Personal information
- Full name: Ellen Lendra Hight
- Nationality: Zambia
- Born: 13 February 1981 (age 45) Kalulushi, Copperbelt, Zambia
- Height: 1.65 m (5 ft 5 in)
- Weight: 58 kg (128 lb)

Sport
- Sport: Swimming
- Strokes: Freestyle, butterfly

Medal record
Women's swimming
Representing Zambia
All-Africa Games
| Bronze medal – third place | 2007 Algiers | 100 m butterfly |

= Ellen Hight =

Zambian swimmer (born 1981)

Ellen Lendra Hight (born February 13, 1981) is a Zambian swimmer, who specialized in freestyle and butterfly events. She represented her nation Zambia in two editions of the Olympic Games (2000 and 2008).

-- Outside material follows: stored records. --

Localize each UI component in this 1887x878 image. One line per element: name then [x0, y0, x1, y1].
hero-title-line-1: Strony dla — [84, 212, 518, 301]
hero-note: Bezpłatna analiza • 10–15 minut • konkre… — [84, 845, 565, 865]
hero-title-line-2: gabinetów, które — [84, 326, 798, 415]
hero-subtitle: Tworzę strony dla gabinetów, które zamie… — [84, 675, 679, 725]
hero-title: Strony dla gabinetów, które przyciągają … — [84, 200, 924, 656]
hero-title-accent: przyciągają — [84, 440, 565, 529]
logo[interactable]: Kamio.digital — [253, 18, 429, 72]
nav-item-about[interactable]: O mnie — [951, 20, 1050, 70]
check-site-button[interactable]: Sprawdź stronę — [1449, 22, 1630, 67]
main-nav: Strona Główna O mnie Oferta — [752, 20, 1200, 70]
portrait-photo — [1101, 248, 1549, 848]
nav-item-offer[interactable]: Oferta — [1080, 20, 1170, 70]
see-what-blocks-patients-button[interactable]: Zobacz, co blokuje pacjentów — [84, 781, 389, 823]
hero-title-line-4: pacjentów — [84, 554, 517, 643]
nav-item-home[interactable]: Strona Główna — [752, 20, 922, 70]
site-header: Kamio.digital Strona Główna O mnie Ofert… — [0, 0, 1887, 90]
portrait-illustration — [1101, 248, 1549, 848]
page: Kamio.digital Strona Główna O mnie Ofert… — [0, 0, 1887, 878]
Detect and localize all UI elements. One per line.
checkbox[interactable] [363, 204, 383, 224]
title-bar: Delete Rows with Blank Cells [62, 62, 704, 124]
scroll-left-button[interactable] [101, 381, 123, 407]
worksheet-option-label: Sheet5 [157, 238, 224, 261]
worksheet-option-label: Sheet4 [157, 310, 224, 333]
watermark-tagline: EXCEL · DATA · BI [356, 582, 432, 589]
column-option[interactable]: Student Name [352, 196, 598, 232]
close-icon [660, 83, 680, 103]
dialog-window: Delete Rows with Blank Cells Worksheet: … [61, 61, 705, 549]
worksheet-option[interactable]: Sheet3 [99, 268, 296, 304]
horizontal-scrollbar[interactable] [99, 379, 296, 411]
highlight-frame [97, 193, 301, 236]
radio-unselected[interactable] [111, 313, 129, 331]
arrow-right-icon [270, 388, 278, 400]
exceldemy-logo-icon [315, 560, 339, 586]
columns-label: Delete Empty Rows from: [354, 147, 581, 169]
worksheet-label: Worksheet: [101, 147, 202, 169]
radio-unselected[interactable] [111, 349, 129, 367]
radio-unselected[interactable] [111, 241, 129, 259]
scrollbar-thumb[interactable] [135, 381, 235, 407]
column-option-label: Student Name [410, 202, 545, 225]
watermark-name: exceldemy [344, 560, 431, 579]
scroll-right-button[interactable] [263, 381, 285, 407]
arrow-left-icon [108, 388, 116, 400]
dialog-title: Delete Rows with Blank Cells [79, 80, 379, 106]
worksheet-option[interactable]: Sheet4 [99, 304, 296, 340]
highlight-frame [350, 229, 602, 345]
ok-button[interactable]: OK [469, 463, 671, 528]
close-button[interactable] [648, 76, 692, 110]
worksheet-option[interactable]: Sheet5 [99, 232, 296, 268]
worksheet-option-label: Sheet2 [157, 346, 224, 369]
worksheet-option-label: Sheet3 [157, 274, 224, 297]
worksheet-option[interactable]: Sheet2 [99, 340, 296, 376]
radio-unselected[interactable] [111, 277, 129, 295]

Hight made her first Zambian team debut, as a 19-year-old junior, at the 2000 Summer Olympics in Sydney. Swimming in heat two of the women's 100 m butterfly, she touched out Uzbekistan's Mariya Bugakova to obtain a fifth-place finish and forty-seventh overall with a time of 1:09.34.

Three years after her Olympic debut, Hight retired from swimming to focus primarily on her coaching career at the Pacific Coast Swimming Club in Victoria, British Columbia, Canada.

In 2007, Hight came out of retirement to compete at the All-Africa Games in Algiers, Algeria, where she had won a bronze medal in the women's 100 m butterfly, with an impressive time of 1:03.38. Her success and outstanding performance at the All-Africa Games marked her return to the Olympics in Beijing 2008
There, she swam to seventh and fifty-third overall in heat six of the women's 50 m freestyle, posting her best time at 27.42 seconds.

Hight also received a Bachelor of Science degree major in sports science at the University of Bath in England, and was highly appointed as the nation's sport ambassador in 2003.